UAE national banks' mediocre performance in 2009 can be attributed to bad debts triggered by the global financial crisis and regional problems that resulted in heavy provisions, which in turn had a negative effect on earnings. Banks had to make record provisions against NPLs in 2009. Central Bank figures showed the collective NPLs by the UAE's national banks totalled about Dh12.90 billion last year, more than double the provisions of Dh4.50 billion allocated in Fiscal 2008.

"While provisioning will certainly not be as high as last year, volume growth in loans will still remain weak," Deepak Tolani, Vice-President at Al Mal Capital, told Gulf News. "Margins will remain stressed for two reasons: one is the higher cost of funding for UAE banks and the other is the inability to pass on the higher costs to the consumer."

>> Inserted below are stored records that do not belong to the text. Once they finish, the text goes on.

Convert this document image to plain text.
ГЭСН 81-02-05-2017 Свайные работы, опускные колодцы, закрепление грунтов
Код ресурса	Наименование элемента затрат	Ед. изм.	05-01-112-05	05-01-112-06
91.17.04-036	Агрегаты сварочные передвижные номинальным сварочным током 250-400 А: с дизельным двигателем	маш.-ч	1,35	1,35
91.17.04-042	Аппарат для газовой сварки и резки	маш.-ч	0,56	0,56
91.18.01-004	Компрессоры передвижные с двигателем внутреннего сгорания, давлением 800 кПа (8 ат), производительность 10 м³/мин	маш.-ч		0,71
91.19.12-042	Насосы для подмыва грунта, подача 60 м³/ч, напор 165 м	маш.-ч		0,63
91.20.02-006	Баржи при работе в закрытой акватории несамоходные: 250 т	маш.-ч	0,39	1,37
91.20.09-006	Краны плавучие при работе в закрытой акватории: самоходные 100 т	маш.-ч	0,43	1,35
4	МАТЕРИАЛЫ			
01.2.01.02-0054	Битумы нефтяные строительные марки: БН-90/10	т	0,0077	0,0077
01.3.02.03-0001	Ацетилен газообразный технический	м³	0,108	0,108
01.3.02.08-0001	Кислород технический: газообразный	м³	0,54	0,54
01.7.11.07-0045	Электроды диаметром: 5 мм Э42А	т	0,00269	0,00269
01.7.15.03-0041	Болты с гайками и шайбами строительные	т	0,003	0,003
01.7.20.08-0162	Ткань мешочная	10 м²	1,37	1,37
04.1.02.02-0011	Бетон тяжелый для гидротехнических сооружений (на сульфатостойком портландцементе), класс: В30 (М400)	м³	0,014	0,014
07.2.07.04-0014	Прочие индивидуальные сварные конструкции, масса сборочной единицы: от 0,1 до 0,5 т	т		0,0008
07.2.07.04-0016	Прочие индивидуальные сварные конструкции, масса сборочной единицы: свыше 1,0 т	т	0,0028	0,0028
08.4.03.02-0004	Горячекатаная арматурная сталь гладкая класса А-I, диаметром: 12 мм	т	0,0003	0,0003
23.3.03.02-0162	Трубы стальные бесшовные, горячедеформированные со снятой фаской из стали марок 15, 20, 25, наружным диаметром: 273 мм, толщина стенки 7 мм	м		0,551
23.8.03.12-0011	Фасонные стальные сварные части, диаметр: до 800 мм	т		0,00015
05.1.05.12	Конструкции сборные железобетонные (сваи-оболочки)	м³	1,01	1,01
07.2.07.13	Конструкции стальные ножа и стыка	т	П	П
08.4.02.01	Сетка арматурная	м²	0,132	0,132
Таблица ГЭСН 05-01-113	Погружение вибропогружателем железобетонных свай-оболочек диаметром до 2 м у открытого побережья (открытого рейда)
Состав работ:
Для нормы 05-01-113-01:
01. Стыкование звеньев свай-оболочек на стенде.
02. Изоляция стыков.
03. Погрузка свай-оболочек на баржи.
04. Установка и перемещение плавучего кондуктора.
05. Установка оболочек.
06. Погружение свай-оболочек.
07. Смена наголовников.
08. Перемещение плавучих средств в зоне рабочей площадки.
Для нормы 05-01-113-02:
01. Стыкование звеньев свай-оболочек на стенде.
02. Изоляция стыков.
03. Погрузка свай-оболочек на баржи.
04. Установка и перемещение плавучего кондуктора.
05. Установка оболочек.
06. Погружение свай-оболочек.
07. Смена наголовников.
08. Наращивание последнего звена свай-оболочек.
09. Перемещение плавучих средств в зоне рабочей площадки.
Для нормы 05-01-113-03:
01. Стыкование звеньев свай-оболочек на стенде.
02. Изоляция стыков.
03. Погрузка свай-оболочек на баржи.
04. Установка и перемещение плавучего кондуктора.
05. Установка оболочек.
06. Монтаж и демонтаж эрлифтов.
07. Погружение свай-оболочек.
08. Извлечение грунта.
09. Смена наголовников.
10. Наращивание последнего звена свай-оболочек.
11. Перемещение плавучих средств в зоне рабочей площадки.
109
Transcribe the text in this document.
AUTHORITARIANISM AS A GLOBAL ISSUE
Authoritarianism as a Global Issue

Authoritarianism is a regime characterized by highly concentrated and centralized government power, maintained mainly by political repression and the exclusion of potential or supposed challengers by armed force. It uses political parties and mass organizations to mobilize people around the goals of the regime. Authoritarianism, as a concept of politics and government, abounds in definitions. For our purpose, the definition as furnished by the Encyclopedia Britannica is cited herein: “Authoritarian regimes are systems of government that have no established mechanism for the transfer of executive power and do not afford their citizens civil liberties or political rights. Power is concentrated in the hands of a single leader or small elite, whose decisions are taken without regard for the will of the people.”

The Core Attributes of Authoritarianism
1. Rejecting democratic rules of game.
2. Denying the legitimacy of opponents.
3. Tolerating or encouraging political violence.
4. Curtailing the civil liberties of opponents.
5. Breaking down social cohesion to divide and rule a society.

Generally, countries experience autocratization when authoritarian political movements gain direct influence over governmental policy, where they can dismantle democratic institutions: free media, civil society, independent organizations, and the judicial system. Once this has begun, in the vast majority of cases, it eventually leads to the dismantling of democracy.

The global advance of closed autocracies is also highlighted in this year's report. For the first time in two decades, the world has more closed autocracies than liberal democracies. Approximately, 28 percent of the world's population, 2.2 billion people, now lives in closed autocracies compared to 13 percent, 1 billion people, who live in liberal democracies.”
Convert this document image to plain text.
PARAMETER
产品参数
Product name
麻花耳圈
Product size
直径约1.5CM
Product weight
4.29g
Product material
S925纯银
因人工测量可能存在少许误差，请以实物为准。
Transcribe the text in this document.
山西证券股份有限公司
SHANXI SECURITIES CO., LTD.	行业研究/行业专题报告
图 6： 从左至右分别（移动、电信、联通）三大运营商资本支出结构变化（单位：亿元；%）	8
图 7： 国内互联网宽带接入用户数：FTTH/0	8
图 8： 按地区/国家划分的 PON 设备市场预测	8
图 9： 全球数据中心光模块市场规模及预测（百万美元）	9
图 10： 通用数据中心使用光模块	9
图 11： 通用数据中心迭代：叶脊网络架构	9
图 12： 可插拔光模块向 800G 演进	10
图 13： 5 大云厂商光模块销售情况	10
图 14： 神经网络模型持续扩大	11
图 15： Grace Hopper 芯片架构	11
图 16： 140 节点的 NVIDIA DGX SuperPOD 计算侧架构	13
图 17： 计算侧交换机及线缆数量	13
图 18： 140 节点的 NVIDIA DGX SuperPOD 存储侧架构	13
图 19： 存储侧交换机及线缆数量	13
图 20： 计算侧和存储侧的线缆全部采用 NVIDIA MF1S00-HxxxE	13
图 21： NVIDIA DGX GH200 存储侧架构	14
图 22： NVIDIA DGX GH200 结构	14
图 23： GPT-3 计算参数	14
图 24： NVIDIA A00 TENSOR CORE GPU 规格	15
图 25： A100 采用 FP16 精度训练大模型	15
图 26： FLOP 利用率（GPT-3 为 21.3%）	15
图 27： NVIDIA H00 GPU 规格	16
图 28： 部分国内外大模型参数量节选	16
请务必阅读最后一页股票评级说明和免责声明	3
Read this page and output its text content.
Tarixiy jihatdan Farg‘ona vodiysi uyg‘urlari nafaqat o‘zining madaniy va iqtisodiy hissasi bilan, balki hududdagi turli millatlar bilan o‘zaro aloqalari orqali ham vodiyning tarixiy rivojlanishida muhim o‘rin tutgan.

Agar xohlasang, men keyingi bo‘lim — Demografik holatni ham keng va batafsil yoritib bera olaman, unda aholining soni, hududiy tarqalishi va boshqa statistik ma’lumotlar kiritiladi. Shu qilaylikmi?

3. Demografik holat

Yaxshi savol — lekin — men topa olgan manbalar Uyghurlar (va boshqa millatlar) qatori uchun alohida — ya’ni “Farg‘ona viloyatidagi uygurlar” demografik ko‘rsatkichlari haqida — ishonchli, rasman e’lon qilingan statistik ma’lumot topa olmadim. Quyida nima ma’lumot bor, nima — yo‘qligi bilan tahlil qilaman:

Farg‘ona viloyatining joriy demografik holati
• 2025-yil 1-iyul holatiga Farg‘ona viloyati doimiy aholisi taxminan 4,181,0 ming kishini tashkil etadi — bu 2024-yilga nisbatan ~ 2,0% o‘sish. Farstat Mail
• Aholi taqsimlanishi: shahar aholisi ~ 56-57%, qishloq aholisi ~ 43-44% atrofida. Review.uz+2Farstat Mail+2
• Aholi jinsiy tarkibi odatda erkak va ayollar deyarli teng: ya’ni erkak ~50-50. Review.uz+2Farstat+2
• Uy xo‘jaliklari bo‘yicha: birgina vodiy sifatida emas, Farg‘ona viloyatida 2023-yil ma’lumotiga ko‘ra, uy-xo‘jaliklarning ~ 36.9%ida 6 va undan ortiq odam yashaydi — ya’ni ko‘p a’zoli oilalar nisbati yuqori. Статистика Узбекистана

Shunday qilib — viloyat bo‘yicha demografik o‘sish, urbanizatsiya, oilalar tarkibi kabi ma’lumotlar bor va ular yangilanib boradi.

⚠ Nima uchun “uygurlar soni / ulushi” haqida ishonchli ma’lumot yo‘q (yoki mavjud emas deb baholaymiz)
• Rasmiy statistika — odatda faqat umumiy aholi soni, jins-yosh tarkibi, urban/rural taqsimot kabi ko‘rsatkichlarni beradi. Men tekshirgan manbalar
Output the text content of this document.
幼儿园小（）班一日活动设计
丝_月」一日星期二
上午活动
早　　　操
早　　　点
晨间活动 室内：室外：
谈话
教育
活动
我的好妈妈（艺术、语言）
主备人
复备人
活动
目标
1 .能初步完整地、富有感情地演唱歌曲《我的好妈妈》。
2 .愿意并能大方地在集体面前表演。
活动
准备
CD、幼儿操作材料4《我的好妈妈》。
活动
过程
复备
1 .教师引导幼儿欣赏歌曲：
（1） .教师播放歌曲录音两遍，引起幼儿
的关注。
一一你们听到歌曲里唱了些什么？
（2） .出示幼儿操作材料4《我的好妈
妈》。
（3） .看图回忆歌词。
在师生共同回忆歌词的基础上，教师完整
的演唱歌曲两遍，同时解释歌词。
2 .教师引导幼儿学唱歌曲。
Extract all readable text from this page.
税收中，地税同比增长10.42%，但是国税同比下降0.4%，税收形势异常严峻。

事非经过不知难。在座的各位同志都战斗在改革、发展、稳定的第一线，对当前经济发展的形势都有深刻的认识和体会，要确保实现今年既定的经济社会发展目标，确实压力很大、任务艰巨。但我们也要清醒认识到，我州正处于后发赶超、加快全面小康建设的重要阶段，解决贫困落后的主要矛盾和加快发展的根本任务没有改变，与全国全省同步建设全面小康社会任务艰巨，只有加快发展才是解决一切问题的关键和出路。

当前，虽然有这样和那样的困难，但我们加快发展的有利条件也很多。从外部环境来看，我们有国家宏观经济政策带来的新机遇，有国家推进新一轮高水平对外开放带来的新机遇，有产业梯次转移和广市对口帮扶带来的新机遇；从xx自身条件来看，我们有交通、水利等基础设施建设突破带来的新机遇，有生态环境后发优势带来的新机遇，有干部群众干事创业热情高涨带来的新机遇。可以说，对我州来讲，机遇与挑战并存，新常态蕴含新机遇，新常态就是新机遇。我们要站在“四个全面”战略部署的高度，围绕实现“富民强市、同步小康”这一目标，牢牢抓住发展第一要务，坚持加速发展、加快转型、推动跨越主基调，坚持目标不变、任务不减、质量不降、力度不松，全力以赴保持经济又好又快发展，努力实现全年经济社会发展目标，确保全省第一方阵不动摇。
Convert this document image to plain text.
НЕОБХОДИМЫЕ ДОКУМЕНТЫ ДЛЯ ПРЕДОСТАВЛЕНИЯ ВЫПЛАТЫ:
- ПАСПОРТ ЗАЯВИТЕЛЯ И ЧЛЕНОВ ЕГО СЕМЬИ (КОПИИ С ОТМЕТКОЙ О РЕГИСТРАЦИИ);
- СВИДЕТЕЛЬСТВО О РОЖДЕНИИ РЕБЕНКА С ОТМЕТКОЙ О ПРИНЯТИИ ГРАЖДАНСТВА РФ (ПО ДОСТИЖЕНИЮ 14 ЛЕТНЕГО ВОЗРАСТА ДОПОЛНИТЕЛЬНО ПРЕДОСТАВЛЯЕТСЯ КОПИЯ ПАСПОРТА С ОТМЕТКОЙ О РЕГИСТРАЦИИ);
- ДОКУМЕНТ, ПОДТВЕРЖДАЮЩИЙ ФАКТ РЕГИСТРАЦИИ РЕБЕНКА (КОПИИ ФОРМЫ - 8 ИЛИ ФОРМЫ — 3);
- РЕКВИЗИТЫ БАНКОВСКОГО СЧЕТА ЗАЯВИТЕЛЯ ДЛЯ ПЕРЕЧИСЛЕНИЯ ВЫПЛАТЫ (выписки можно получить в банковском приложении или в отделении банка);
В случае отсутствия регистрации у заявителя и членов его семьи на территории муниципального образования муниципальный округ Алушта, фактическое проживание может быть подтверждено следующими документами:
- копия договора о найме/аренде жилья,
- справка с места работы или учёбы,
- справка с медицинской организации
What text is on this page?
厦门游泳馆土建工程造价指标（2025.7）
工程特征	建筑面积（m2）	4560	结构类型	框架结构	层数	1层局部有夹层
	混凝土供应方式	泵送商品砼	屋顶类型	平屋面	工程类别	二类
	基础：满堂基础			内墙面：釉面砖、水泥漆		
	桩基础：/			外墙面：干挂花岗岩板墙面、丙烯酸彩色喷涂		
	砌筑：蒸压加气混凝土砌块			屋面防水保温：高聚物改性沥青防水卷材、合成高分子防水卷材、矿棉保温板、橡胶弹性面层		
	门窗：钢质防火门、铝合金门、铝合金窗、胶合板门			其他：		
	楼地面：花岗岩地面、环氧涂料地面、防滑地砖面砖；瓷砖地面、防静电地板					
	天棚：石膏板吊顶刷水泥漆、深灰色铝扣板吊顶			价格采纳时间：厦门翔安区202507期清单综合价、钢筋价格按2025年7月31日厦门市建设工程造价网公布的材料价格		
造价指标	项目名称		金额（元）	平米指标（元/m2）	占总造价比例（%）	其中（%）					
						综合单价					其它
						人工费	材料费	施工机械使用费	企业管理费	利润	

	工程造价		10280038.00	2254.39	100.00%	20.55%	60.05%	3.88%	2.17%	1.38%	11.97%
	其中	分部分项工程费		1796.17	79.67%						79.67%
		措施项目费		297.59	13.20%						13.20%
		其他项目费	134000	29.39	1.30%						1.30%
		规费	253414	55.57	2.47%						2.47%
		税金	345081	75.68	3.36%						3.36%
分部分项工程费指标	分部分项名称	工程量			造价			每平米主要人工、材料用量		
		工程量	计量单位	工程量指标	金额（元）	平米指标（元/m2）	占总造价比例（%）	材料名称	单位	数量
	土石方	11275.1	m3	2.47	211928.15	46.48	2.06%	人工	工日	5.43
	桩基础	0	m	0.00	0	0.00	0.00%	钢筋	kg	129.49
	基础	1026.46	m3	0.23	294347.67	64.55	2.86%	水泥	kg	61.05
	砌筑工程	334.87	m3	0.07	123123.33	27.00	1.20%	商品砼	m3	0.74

Nevertheless, earnings are likely to rebound by 5 to 10 per cent this year, Tolani said.

Real estate has been one of the hardest hit sectors in the UAE, witnessing a decline in rental and sale prices. Data from Global reveals this sector reported the biggest drop in profits among all sectors for 2009, down 74.41 per cent with aggregate profits standing at Dh2.22 billion compared with Dh8.69 billion in 2008.

All but two companies saw their annual profits decline, with blue-chip companies posting the biggest drop. Emaar Properties posted a profit of Dh165.59 million in 2009 compared with Dh327.12 million in the previous year. In Abu Dhabi, all three real estate companies declined last year with Sorouh Real Estate posting the biggest drop of 74.02 per cent to Dh482.79 million.

"I believe we will see the fallout in the construction sector stabilise this year. However, the oversupply of property will take more time to work through the system, with projects continuing to be delivered," Madha said. "The UAE needs sustained immigration and business expansion to fill all the property that has been created."

He added: "The overall picture is likely to be an underlying stabilisation for the banks, but with a continued fruition of problems accumulated over past years."

Among the better performers, the consumer sector posted a 55.74 per cent increase with aggregate profits standing at Dh885.23 million in 2009, according to Global data. The telecommunications sector witnessed a 6.87 per cent increase in aggregate profits for 2009 to Dh9.10 billion. Emirates Telecommunications Corporation, or etisalat, reported a net profit of Dh8.84 billion, an increase of 3.82 per cent over 2008. The services sector posted a 18.65 per cent drop in profits to Dh4.41 billion.